LandPaths receives $2.4 million to help link 5,000 acres of open space near Sonoma Coast

The state grant of more than $2.4 million will go toward LandPaths’ purchase of a property near Ocean Song wilderness retreat.|

Santa Rosa-based LandPaths has secured a state grant of more than $2.4 million to purchase a wooded property west of Occidental that will help link up 5,000 acres of open space near the Sonoma Coast.

The funding, part of $24 million awarded last month from the state’s Proposition 1 Watershed Restoration Grant Program, will go toward the purchase of 373 acres adjacent to the longtime Ocean Song Farm and Wilderness retreat, which was acquired by the Sonoma County nonprofit last fall.

LandPaths has until the end of the year to raise about $1.5 ?million still needed to complete its purchase of the second piece of land, said Craig Anderson, the group’s executive director.

The sellers, Pieter and Marya Myers, have given LandPaths until the end of the year to complete the $3 million purchase. The group hopes to seal the deal by August.

“I’m stunned and thrilled that we got to where we did,” Anderson said of the grant from the state Department of Fish and Wildlife. “I think it speaks to the value of the project.
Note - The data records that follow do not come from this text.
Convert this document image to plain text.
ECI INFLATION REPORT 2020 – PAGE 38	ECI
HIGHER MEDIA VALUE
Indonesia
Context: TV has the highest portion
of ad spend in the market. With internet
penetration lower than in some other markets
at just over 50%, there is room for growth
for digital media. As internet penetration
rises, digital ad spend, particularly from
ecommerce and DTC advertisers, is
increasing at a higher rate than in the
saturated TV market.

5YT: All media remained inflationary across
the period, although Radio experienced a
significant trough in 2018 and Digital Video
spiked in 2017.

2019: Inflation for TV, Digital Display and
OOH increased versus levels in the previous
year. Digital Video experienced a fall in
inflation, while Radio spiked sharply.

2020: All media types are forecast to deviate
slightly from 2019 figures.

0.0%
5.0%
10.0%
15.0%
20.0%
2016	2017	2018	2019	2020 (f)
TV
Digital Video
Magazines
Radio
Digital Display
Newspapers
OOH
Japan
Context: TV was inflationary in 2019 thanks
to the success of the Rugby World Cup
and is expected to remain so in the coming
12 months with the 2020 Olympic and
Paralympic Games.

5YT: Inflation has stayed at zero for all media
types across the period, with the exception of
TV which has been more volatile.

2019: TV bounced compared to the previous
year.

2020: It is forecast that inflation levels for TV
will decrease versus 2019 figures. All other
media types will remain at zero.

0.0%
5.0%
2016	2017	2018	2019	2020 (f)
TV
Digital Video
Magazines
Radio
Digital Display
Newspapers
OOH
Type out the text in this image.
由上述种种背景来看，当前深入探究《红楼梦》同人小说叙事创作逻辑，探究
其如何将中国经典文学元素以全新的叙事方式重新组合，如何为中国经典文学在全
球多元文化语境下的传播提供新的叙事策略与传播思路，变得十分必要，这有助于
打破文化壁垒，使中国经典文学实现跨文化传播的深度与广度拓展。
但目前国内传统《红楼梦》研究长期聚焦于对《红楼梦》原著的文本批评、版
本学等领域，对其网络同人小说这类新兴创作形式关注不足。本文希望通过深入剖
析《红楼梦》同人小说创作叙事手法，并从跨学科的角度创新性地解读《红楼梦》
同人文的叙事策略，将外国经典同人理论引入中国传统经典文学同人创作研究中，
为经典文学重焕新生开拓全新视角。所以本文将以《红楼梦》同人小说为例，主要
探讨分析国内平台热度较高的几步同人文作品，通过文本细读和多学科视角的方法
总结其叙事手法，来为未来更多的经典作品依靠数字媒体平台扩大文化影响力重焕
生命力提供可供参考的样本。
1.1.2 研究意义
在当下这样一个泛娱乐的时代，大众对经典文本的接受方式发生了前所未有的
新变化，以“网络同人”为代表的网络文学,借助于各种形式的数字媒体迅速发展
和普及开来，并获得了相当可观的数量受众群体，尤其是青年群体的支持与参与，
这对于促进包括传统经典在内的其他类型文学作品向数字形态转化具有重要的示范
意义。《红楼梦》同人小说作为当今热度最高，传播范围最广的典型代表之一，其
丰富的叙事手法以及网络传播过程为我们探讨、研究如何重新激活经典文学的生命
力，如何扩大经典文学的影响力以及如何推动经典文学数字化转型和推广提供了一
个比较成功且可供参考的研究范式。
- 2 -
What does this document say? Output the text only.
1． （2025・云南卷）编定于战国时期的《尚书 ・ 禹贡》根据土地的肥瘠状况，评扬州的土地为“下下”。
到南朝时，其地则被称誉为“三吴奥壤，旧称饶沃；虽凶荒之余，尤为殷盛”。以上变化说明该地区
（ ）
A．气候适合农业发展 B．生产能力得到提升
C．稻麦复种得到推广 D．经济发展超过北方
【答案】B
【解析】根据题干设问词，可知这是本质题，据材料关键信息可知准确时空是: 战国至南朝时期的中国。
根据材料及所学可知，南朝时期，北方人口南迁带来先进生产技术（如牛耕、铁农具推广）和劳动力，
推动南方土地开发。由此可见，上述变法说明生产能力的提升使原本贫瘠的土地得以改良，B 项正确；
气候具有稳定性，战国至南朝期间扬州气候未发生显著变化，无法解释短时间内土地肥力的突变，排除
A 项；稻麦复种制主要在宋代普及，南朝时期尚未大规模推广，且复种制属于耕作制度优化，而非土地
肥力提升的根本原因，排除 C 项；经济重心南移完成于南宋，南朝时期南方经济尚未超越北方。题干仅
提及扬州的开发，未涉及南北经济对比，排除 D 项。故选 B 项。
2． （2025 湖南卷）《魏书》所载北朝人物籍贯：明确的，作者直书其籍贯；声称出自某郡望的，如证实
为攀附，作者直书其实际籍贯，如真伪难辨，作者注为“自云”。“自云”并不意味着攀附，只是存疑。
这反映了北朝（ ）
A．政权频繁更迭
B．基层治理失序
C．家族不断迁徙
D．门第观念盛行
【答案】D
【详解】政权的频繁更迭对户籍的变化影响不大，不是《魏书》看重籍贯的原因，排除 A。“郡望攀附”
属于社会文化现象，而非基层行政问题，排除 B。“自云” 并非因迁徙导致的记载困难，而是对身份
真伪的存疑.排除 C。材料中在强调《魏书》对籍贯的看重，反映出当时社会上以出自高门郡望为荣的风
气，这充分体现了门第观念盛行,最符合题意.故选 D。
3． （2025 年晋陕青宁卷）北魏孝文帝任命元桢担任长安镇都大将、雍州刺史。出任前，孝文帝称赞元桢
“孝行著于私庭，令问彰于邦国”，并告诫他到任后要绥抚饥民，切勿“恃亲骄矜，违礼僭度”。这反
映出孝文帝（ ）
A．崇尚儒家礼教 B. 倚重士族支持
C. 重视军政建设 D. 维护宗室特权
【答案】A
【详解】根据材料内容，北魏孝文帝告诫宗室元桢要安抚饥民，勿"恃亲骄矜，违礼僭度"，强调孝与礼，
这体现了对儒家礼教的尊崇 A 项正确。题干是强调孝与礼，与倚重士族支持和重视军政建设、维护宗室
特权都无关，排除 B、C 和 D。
“The state looked at this project with their completely objective and much larger geographic scope and came back with the response that this is not only regional but of statewide importance. That’s a huge shot in the arm to all of us that have been involved with it.”

Pieter and Mayra Myers bought what was then an old 900-acre cattle ranch off Coleman Valley Road four decades ago, during the heyday of a flourishing communal community that grew out of the bohemian culture of western Sonoma County.

The land was later divided, but Ocean Song remained a wilderness retreat and nature education center throughout and will remain such under LandPaths’ stewardship.

The aim is to reunite 800 acres of the original property, a $9.4 million undertaking all combined, though that includes some initial clean-up and stewardship dollars, in addition to real estate purchases, Anderson said.

The Myers property also is positioned so it links the Ocean Song preserve and Willow Creek addition to Sonoma Coast State Park, allowing for through-hikes from the preserve’s scenic ridges to Shell Beach, 8 miles away.

The purchase will stave off future development, preserving wildlife corridors and allowing for protection and stewardship of coastal forest and grasslands in the Salmon Creek watershed.

Greg Sarris, tribal chairman of the Federated Indians of Graton Rancheria, called the pending acquisition “totally amazing.”

“It is so important for the people of Sonoma County, and for my people, the Federated Indians of Graton Rancheria, who have many historic sites on the property,” he said in a news release.